Like a million other readers, I first met Joel Salatin in Michael Pollan’s 2006 best seller, The Omnivore’s Dilemma. To learn about what he calls the “pastoral food chain,” Pollan visited Salatin, an eccentric genius who has turned his farm into a nearly perfect perpetual motion machine using cows, chickens, pigs, rabbits, worms, grass, trees and portable corrals. At Polyface, Salatin’s 550-acre farm in Virginia’s Shenandoah Valley, nothing—not even waste—is wasted. Instead, it is converted to eggs, meat, milk, vegetables and rich soil.
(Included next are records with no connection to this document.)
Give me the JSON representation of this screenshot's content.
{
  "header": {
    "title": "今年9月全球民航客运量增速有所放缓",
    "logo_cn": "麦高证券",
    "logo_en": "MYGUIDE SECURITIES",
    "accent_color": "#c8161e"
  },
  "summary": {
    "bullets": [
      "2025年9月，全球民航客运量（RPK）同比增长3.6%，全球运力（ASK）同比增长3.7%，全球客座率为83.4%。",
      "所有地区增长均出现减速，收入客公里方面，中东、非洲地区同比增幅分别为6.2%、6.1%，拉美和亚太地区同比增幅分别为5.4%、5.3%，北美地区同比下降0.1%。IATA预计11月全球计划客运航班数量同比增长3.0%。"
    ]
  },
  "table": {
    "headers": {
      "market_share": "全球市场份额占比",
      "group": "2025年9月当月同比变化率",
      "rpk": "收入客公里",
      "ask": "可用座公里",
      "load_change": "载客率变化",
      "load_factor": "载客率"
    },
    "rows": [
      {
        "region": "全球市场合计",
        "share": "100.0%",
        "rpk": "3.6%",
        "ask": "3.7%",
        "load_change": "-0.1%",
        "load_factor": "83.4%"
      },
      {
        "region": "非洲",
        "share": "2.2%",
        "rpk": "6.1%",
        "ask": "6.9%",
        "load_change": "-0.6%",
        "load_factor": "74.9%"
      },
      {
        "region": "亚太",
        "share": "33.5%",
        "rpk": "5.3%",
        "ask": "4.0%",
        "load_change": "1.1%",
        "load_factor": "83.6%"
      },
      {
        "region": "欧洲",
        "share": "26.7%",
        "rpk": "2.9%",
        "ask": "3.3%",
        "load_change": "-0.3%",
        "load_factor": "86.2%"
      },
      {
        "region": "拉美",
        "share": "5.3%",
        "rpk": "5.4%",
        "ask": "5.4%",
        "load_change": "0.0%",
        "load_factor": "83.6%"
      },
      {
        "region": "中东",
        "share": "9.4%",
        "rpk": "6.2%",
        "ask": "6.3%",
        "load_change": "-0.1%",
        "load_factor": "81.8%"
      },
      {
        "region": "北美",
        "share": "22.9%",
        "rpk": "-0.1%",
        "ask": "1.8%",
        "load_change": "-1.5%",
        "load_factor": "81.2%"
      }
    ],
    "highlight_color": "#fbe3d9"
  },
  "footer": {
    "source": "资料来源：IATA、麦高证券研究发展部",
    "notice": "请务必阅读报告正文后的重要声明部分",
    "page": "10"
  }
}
Pollan’s depiction of Salatin’s farming methods is fascinating, as is his portrayal of the farmer who calls himself “a Christian libertarian environmentalist capitalist lunatic.” Salatin’s first book from a major publisher, Folks, This Ain’t Normal offers more than a taste of his methods and his madness. Here is the full banquet of Salatin’s opinions, prescriptions and rants—ideas he has already expressed in his small library of self-published books and in speeches heard around the world—laid out on one sumptuous table. One wonders how the man ever finds time to farm.

Reading Salatin is bracing. I don’t know if his wryly titled chapters—“Let’s Make a Despicable Farm,” for example, or “Sterile Poop and Other Unsavory Cultural Objectives”—are transcripts of his speeches or if he just writes in a folksy, conversational style. Either way, it’s easy to imagine you’re actually listening to him as he skewers factory farms, fast food, polluters, chemical fertilizers and genetically modified organisms. In fact, if you’re a green organic locavore, it’s pretty hard not to jump up and holler, “Preach it, brother!”